September 28, 2005
I spoke yesterday with track alum Colleen Kelly C'04. She is living on Manhattan's upper west side and is now a graduate assistant helping to train runners at Columbia U. A psychology major, Colleen ran for the Hoyas during the 2005 indoor season after starting a graduate degree in liberal studies.
What a delightful young woman! I called her because I wanted to find out more about this accomplished Hoya who earlier this month was selected as the state winner (DC) for NCAA Woman of the Year Honors. This is no glamour pageant; the award recognizes outstanding female student-athletes who have excelled in academics, athletics, and community leadership. Colleen is in good Georgetown company, following previous DC Woman of the Year winners Bowen Holden (2001) and Katrina deBoer (2000).
Daughter of double-Hoya and rowing alum Kevin Kelly C'76, M'80, Colleen grew up moving around the country with her military-doctor dad and family. Throughout her young life, she was a dancer: lessons, performances and all that. As an 8th grader, she whimsically decided to try her luck in a local area track meet. She won the one-mile run. It was a catalytic event that rearranged her life. She stopped dancing and began running, setting records and collecting accolades all the way through high school and college.
Coming from a small Catholic girls' school In Philadelphia (Mt. St. Joe's) with a not-so-stellar track program, Colleen was apprehensive about her chances of succeeding in a national level track program. She was recruited hard by Philadelphia-area colleges but was sold on Georgetown by the coaches and team members she met. According to Colleen, "I had come so far running in high school that I wanted to push myself and see how good I could become." Looking back, she knows her decision was the right one.
Complimenting her success on the track, Colleen was an academic all-star throughout her Georgetown career.
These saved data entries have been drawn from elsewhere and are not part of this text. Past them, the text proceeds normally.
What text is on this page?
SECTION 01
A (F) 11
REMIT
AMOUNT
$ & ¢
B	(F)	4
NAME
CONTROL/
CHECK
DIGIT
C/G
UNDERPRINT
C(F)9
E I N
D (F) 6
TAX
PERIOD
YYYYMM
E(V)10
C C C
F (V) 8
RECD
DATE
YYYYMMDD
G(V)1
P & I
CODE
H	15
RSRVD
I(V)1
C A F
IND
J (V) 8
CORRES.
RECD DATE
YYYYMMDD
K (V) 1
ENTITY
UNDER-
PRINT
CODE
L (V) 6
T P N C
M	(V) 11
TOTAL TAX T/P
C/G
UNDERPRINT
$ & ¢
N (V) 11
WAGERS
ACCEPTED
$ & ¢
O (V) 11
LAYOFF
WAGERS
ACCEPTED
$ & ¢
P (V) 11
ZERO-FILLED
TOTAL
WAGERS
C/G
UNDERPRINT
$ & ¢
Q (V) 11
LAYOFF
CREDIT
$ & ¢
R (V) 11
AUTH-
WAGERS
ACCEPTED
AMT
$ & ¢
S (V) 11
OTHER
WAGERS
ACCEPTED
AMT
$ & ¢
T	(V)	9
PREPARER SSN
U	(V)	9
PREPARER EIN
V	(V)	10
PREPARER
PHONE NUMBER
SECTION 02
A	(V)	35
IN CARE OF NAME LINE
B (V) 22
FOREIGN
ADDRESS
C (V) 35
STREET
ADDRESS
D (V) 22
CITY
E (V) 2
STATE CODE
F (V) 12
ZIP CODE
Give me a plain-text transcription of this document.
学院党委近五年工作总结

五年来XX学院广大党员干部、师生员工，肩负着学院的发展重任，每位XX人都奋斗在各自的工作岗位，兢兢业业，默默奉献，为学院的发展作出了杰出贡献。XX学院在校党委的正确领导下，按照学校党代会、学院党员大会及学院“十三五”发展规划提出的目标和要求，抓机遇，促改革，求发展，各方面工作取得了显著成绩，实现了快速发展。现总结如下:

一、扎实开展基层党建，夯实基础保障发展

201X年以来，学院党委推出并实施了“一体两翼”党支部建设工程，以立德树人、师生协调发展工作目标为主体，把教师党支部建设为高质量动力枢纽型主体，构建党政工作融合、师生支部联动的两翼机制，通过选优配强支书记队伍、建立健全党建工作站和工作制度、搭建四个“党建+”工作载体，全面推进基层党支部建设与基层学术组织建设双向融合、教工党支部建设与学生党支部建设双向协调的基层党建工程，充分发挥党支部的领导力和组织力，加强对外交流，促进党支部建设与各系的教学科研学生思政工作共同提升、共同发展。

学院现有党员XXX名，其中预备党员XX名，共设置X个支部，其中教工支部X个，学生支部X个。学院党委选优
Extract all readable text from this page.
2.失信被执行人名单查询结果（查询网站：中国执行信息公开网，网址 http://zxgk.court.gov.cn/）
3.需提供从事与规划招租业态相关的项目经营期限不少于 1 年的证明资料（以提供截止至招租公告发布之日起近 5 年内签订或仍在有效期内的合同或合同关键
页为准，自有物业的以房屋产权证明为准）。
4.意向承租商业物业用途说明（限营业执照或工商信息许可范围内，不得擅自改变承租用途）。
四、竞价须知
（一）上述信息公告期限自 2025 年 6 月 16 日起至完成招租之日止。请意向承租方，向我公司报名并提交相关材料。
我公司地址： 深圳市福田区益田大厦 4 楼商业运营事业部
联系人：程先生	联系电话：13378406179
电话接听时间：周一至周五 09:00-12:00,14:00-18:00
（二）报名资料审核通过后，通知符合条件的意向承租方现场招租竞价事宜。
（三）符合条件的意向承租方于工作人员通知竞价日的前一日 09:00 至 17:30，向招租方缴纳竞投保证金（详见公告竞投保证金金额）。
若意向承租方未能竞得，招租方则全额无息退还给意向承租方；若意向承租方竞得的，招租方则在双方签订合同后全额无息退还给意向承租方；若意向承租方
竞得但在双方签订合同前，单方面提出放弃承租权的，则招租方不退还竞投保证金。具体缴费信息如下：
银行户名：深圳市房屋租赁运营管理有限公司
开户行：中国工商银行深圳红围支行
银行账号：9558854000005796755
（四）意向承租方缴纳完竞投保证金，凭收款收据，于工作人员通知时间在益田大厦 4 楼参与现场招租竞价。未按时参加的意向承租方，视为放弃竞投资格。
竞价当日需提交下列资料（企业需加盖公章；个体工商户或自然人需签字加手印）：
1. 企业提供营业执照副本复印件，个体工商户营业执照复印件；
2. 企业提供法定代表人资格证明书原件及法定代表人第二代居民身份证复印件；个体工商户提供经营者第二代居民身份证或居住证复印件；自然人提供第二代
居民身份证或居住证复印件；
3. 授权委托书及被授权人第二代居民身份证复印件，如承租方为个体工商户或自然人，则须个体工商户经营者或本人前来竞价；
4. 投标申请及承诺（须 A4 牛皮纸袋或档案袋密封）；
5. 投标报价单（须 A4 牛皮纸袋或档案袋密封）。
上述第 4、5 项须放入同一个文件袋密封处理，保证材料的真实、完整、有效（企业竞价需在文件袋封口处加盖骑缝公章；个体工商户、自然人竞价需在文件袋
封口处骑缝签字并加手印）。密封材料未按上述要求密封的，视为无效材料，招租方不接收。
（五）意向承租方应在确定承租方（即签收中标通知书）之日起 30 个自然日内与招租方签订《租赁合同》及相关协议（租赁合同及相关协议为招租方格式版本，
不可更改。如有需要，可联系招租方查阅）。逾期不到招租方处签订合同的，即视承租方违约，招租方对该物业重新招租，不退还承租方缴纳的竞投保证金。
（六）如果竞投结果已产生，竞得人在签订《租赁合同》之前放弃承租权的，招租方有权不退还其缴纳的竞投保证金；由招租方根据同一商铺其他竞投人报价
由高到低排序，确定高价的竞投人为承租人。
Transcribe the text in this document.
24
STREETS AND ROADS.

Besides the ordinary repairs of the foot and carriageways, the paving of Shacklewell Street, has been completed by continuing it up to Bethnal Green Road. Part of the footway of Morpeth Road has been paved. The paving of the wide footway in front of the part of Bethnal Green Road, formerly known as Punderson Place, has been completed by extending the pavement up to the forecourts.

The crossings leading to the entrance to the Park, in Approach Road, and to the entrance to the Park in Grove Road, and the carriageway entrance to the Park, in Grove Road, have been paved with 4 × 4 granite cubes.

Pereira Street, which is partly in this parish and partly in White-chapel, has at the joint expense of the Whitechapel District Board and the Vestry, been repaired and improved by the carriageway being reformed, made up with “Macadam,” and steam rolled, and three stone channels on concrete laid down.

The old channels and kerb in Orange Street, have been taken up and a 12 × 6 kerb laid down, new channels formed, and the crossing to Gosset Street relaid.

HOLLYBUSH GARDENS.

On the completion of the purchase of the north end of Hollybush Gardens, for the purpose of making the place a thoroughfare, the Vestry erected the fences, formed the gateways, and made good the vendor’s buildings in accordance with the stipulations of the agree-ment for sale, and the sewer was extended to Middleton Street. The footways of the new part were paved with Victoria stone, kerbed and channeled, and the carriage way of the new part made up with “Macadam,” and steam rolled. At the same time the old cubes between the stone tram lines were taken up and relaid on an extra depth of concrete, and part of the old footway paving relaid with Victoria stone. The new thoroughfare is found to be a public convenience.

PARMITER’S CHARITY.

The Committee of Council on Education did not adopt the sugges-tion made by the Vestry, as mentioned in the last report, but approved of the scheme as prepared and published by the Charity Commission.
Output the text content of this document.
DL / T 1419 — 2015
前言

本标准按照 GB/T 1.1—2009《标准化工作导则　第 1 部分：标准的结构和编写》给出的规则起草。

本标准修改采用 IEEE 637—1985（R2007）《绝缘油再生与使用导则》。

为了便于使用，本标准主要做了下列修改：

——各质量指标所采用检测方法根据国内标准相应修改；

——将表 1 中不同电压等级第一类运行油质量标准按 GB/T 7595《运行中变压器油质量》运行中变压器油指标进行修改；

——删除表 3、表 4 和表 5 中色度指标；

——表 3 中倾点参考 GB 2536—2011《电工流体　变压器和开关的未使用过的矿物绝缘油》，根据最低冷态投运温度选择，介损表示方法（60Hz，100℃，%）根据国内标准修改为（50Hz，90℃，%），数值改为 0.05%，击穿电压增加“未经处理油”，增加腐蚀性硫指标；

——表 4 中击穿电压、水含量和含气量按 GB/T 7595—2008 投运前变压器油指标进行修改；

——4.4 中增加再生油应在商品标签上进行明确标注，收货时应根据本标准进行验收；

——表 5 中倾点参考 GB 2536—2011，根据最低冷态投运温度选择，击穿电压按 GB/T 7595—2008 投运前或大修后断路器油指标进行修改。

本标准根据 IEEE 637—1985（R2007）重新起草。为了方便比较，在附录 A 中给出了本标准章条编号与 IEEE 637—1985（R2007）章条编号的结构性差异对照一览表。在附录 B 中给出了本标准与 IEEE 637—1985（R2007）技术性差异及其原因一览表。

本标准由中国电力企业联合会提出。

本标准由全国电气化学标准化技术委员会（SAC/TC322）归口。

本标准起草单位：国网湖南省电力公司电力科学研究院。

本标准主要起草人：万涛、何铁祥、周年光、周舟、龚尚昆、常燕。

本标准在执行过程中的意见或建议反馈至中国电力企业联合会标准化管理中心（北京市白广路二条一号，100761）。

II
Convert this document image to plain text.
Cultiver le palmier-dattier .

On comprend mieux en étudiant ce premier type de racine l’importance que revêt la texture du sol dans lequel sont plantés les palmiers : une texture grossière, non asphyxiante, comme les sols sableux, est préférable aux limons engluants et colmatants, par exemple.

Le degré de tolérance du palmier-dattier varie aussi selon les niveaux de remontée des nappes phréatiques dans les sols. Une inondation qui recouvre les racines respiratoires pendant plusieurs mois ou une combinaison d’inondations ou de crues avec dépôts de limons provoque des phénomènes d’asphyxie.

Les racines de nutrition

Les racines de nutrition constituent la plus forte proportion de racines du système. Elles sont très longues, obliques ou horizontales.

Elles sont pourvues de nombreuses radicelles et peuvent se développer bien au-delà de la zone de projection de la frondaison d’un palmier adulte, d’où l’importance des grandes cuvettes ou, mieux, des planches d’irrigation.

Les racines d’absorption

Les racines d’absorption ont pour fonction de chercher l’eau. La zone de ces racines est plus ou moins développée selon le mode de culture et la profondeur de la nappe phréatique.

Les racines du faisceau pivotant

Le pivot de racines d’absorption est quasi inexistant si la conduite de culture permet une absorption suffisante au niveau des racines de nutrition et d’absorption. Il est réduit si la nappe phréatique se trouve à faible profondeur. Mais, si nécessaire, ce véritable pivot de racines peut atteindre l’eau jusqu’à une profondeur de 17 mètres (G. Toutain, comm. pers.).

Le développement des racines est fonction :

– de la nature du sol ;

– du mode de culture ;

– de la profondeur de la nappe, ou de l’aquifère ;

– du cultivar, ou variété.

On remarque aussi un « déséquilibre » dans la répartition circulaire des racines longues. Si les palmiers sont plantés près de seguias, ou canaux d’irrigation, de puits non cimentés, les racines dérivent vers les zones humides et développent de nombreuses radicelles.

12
Additionally, she developed into one of the leaders of the Georgetown Athlete Mentoring Enterprise (GAME), a service program that brings Hoya athletes to DC school children to speak, counsel and help them with homework.
So when they crown the winner of the NCAA award in late October, regardless of the selection, Colleen will know that she has already won a much greater prize: the self-confidence that kept growing in every race she ran from 8th grade forward. I look forward to meeting Colleen in person some day, because all of her running to date has prepared her for the biggest race of all, the rest of her life.
And I am certain she will be just as successful as in the past.